Il 6 luglio uscirà al cinema Thor: Love and Thunder, il quarto capitolo dedicato alle avventure del Dio del Tuono interpretato da Chris Hemsworth. Nel film, oltre al ritorno di Natalie Portman come Jane Foster (che sarà in grado di sollevare il Mjolnir), rivedremo Jaimie Alexander nel ruolo di Lady Sif (dopo l’assenza in Thor: Ragnarok) e Chris Pratt nei panni di Peter Quill/Star-Lord, insieme agli altri membri dei Guardiani della Galassia.

Nel corso di un’intervista promozionale con Vital Thrills, il presidente dei Marvel Studios Kevin Feige ha riflettuto sul percorso decennale di Chris Hemsworth nel Marvel Cinematic Universe, spiegando che dal suo punto di vista il talento comico dell’attore australiano e il feedback positivo dei fan hanno determinato la realizzazione del quarto film su Thor:

Penso che i fan abbiano risposto a Chris Hemsworth e penso che abbiano reagito a tutto ciò che può fare. E Taika [Waititi] sicuramente è stato in grado di portare un’altra dimensione, un altro lato, che è sempre stato dentro Chris.
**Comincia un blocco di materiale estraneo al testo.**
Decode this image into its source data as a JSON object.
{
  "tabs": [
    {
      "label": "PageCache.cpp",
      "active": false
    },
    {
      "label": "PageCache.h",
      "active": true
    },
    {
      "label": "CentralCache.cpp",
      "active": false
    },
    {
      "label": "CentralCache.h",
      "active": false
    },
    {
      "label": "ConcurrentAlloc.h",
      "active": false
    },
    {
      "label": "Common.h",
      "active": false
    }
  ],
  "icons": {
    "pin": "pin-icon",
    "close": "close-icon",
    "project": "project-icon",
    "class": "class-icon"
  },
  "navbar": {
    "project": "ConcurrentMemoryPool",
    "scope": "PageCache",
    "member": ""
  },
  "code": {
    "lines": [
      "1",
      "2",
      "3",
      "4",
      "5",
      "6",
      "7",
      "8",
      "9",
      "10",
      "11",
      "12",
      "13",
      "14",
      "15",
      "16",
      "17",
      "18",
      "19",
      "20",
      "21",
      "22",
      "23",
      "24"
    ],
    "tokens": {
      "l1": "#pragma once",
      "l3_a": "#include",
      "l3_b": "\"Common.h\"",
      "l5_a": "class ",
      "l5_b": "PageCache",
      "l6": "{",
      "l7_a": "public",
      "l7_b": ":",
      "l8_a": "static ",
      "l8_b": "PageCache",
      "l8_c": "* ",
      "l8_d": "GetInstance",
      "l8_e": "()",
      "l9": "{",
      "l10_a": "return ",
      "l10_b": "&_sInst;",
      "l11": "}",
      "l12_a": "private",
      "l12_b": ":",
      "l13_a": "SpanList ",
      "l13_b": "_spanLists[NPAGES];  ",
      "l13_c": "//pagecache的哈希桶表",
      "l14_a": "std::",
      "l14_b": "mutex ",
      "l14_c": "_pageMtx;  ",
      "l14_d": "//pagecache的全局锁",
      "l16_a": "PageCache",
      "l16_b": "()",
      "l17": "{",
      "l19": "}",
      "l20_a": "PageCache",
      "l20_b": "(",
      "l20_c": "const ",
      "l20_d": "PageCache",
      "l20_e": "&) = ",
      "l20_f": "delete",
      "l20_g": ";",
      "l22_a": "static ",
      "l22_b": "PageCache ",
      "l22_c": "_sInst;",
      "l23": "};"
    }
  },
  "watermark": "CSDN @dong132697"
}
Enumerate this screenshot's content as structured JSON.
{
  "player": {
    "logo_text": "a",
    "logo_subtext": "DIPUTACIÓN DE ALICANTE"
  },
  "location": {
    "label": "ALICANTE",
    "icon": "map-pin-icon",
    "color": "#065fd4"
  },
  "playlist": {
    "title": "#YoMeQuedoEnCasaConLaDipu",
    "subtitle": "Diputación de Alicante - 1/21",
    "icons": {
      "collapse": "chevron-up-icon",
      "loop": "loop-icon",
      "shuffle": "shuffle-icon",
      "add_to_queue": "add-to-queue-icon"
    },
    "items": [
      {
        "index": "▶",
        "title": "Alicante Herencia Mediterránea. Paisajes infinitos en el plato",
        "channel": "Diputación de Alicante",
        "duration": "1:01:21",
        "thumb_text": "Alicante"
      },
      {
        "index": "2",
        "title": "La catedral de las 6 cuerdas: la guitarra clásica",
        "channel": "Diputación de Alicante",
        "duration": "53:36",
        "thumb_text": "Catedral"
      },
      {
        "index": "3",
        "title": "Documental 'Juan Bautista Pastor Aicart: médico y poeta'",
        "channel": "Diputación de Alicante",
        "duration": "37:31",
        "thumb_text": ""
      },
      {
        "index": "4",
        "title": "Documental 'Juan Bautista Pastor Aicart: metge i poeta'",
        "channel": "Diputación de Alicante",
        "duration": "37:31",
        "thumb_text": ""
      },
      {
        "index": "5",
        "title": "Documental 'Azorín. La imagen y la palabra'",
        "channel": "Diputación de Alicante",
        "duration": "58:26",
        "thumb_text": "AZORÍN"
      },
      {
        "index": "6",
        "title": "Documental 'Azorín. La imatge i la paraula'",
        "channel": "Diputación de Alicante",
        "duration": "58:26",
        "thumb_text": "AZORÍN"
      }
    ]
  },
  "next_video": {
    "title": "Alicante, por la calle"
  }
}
C’erano dei momenti, anche durante le interviste tra loro due sul nostro set in New Mexico [del primo Thor di Kenneth Branagh], dove Chris… Mi chiedevo ‘Sta cercando di essere divertente? O lo è…?’. No, è divertente. È davvero esilerante.”

“Ho visto una clip [di Avengers: Age of Ultron] l’altro giorno, dove [Hemsworth] sta cercando di far sentire meglio [Mark] Ruffalo per aver fatto del male a delle persone, ed è davvero divertente. È stato il tempismo perfetto. Taika ci disse ‘Cosa state facendo con questo tizio? Solleva solo il martello sparando dei fulmini? Proviamo tutto quello che Chris è in grado di fare.”
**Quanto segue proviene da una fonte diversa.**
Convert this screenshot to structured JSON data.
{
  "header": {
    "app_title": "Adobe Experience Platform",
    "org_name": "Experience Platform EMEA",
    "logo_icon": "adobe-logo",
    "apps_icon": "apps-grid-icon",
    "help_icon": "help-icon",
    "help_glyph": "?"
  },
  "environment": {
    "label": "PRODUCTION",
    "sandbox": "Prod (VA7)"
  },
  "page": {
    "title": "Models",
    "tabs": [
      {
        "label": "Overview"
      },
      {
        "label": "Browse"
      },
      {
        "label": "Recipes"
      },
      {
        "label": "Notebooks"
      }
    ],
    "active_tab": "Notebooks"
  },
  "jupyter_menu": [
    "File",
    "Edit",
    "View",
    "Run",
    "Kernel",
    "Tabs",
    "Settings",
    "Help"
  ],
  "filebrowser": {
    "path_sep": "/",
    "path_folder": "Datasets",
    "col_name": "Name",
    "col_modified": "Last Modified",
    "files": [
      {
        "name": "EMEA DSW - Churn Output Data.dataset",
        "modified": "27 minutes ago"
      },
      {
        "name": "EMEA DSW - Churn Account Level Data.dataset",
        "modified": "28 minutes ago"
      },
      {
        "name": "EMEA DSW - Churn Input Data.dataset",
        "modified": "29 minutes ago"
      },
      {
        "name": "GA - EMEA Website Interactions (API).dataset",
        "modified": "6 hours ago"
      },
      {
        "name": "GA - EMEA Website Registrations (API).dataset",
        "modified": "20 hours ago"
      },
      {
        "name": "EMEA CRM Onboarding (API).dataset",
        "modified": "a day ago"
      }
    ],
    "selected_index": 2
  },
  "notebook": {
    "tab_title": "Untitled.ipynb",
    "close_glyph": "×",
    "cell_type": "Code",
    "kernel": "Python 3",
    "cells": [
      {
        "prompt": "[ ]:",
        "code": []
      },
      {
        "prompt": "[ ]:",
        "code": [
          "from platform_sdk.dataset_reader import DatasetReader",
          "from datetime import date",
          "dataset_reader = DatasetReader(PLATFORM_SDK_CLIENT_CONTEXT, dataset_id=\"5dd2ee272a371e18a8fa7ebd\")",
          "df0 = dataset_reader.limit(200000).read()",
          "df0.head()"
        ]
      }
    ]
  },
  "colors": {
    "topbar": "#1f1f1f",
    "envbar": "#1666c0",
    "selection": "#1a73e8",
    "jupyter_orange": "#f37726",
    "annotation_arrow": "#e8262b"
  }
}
Penso che il pubblico abbia risposto a quello. Per molto tempo abbiamo detto ‘Beh, [Thor] è un dio norreno. Come facciamo a identificarci in lui?‘ e abbiamo passato molto assicurandoci che il pubblico si connettesse a lui e, quando ci siamo resi conto di esserci riusciti, abbiamo pensato che avremmo potuto realizzare un quarto film.”